Some of the sessions are intriguing simply from their titles such as “My Heroes Have Always Killed Cowboys.” This presentation is about Comanche warriors who created warrior strategy and a philosophy of traditional peace and war chiefs. Showcased during the presentation are selected biographic vignettes of Comanche warriors from history to modern intellectual warfare within academia.
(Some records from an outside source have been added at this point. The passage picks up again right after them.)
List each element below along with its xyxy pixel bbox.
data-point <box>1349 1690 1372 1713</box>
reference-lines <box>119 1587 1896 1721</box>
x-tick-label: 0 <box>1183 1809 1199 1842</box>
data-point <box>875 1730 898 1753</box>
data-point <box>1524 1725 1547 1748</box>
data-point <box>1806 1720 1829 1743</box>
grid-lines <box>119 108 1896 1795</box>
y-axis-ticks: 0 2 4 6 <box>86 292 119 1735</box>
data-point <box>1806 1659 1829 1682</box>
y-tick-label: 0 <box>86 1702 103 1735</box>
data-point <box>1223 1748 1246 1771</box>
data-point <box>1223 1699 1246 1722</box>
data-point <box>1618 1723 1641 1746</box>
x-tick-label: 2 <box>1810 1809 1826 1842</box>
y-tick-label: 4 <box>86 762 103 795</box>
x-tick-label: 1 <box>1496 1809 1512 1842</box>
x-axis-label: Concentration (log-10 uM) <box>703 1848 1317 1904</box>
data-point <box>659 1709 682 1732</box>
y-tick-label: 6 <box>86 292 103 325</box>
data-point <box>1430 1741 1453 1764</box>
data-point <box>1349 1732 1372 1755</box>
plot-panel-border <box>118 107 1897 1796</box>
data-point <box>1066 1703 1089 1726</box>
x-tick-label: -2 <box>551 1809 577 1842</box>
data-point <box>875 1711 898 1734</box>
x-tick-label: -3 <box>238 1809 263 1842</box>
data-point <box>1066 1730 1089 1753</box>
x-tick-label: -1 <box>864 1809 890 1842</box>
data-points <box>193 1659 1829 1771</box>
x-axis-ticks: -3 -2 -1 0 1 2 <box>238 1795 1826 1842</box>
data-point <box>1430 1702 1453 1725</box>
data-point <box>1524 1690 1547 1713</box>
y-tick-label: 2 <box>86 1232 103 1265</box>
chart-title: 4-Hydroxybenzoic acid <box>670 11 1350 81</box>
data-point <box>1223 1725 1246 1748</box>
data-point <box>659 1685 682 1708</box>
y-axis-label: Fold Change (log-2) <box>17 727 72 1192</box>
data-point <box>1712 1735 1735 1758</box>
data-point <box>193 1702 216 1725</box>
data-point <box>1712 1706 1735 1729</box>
Music is explored in “Native American Musical Performance in Southern California: A Forum for the Multi-Faceted Exploration of Identity and Meaning.” This session is about singers who perform song cycles in performances that may last from dusk to dawn. Each song cycle consists of 200 to 300 memorized songs that also are oral histories. A talk at the conference will examine early 20th century accounts and the way song cycles were once performed while demonstrating the relationship between the art of singing and narrating a story.

“Integration of Housing and Behavioral Health Innovation” will feature Native American Connections in Phoenix and its commitment to providing affordable and supportive housing for Native Americans in Arizona. Properties are designed that offer cultural settings and supportive services for those receiving behavioral health services.

Members of the first cohort of the American Indian Studies master’s class at ASU will also present their views on “Land and Self Determination” at the conference. Additional sessions include: Strengthening and Sustaining Native Health; Bridging the Digital Divide in Indian Country; Indigenous Nation Building in Higher Education; and Ciphering the Images of Indian Women in Popular Culture.